Consider the magnetic grid. At the microscopic level, it’s easy to write an equation linking two neighboring arrows. But taking that simple formula and extrapolating it to trillions of particles is effectively impossible. You’re thinking at the wrong scale.
Wilson’s renormalization group describes a transformation from a theory of building blocks into a theory of structures. You start with a theory of small pieces, say the atoms in a billiard ball. Turn Wilson’s mathematical crank, and you get a related theory describing groups of those pieces — perhaps billiard ball molecules. As you keep cranking, you zoom out to increasingly larger groupings — clusters of billiard ball molecules, sectors of billiard balls, and so on. Eventually you’ll be able to calculate something interesting, such as the path of a whole billiard ball.

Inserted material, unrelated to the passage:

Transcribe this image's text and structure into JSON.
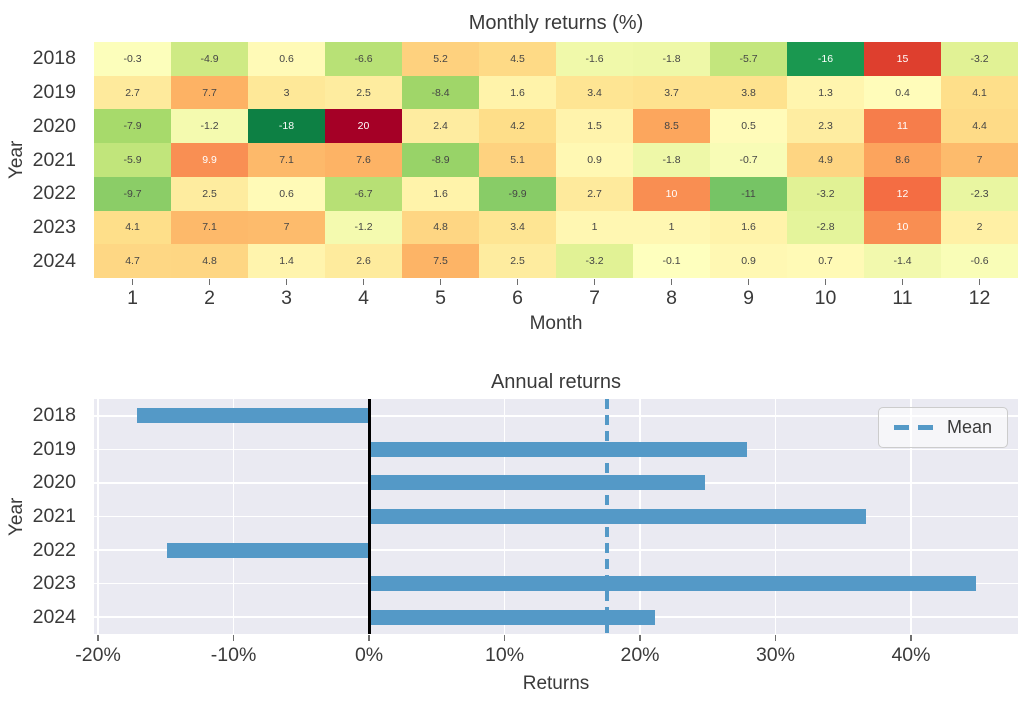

Quanta Magazine. When doing particle physics the renormalization finds the stable scale. It sounds a whole lot like picking the proper node on the Markov 3-tuple tree.
In economics this is like finding the economies of scale, the depth of the value chain that can be supported by market size, a scale problem. Useful in studying water flow, avalanches and the immune system. Botonists use it to scale trees and bushes. I look on the web now and there are a whole set of useful tricks with hidden Markov. It forms the center of the sandbox financial system, plays a key role in AI.
Best of all, the Markov solutions do it without the fake time and space variables. It is all based on Planck's 'actions'.